The project is available here https://github.com/raj-saxena/spring-boot-1-vs-2-performance
Here, are my findings:
(I found that the performance of spring-boot web 1.5.10.RELEASE and spring-boot web 2.0.0.RELEASE is mostly similar so just sharing the result of spring-boot web 2.0.0.RELEASE vs spring-boot reactive-web-2.0.0.RELEASE. I have added the reports of my run to the git repo as well).
Testing for simultaneous 2500 Users
We can see that the response times are similar for this load but the number of requests/sec handled by the reactive stack is more than 1.5x that of servlet stack.
Testing for simultaneous 10000 users
By now, we can see that Reactive stack is the clear winner.
While the performance has degraded slightly for the reactive stack, there is a tremendous performance degradation for the servlet stack. It has almost dropped ~8–10 times for 50th and 75th percentile of requests. A couple of requests failed completely each time during multiple runs with the servlet stack.

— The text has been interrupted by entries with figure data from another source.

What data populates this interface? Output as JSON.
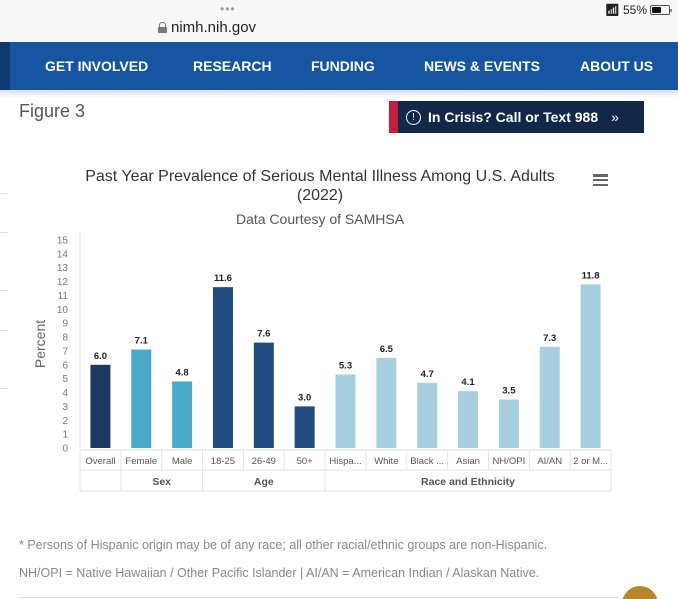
{
  "browser": {
    "url": "nimh.nih.gov",
    "battery_percent": "55%",
    "battery_level": 0.55
  },
  "nav": {
    "items": [
      {
        "label": "GET INVOLVED"
      },
      {
        "label": "RESEARCH"
      },
      {
        "label": "FUNDING"
      },
      {
        "label": "NEWS & EVENTS"
      },
      {
        "label": "ABOUT US"
      }
    ]
  },
  "page": {
    "figure_label": "Figure 3",
    "crisis_button": "In Crisis? Call or Text 988",
    "footnote_1": "* Persons of Hispanic origin may be of any race; all other racial/ethnic groups are non-Hispanic.",
    "footnote_2": "NH/OPI = Native Hawaiian / Other Pacific Islander | AI/AN = American Indian / Alaskan Native."
  },
  "colors": {
    "nav_bg": "#1656a0",
    "crisis_bg": "#12284a",
    "crisis_accent": "#c41e3a",
    "overall": "#1a3862",
    "sex": "#4aabc8",
    "age": "#1f4b80",
    "race": "#a7cfdf"
  },
  "chart_data": {
    "type": "bar",
    "title": "Past Year Prevalence of Serious Mental Illness Among U.S. Adults",
    "title_line2": "(2022)",
    "subtitle": "Data Courtesy of SAMHSA",
    "xlabel": "",
    "ylabel": "Percent",
    "ylim": [
      0,
      15
    ],
    "yticks": [
      0,
      1,
      2,
      3,
      4,
      5,
      6,
      7,
      8,
      9,
      10,
      11,
      12,
      13,
      14,
      15
    ],
    "grid": false,
    "categories": [
      "Overall",
      "Female",
      "Male",
      "18-25",
      "26-49",
      "50+",
      "Hispa...",
      "White",
      "Black ...",
      "Asian",
      "NH/OPI",
      "AI/AN",
      "2 or M..."
    ],
    "values": [
      6.0,
      7.1,
      4.8,
      11.6,
      7.6,
      3.0,
      5.3,
      6.5,
      4.7,
      4.1,
      3.5,
      7.3,
      11.8
    ],
    "data_labels": [
      "6.0",
      "7.1",
      "4.8",
      "11.6",
      "7.6",
      "3.0",
      "5.3",
      "6.5",
      "4.7",
      "4.1",
      "3.5",
      "7.3",
      "11.8"
    ],
    "groups": [
      {
        "name": "",
        "start": 0,
        "count": 1,
        "color_key": "overall"
      },
      {
        "name": "Sex",
        "start": 1,
        "count": 2,
        "color_key": "sex"
      },
      {
        "name": "Age",
        "start": 3,
        "count": 3,
        "color_key": "age"
      },
      {
        "name": "Race and Ethnicity",
        "start": 6,
        "count": 7,
        "color_key": "race"
      }
    ]
  }
}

We can clearly see that the load that reactive stack can withstand without loss of performance is a significant improvement. It enables us to better utilise the hardware specially for services that do a lot of I/O operations like making network calls to other services or interacting with databases. It has similar throughput under low load and swiftly handles high load. This is a big win!
However, working with the reactive stream involves a bit of learning curve and ensuring that no developer ends up calling `block()`. Another deal breaker might be the lack of reactive database drivers. JDBC is inherently blocking and very few other databases like MongoDB, Cassandra support reactive drivers officially at this point.

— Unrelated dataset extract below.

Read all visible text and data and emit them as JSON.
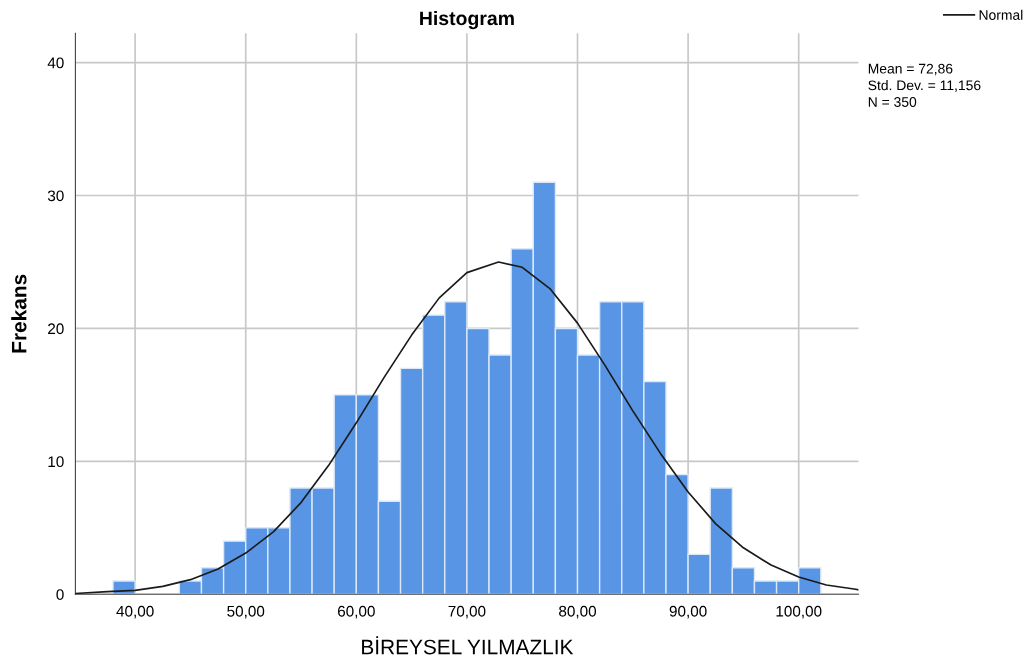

Do let me know your thoughts.
Processor: 2,3 GHz Intel Core i5
Memory: 16 GB 2133 MHz LPDDR3
Graphics: Intel Iris Plus Graphics 640 1536 MB
I encourage you to try out the experiment yourself with different number of users and share the result.
A note: Capturing performance is a very elaborate and detailed field. It involves a lot of parameters that can affect the results. I ran the tests multiple times before capturing so that things like JVM warming up, byte code optimisation etc don’t vary the results. I have tried to minimise variables and simplify the implementation and keep the testing conditions as even as possible. Even though, I specified large number of simultaneous user, the actual number of requests per second are limited by the capability of my hardware. But, it does serves to give us a sense of how the two stacks perform under stress.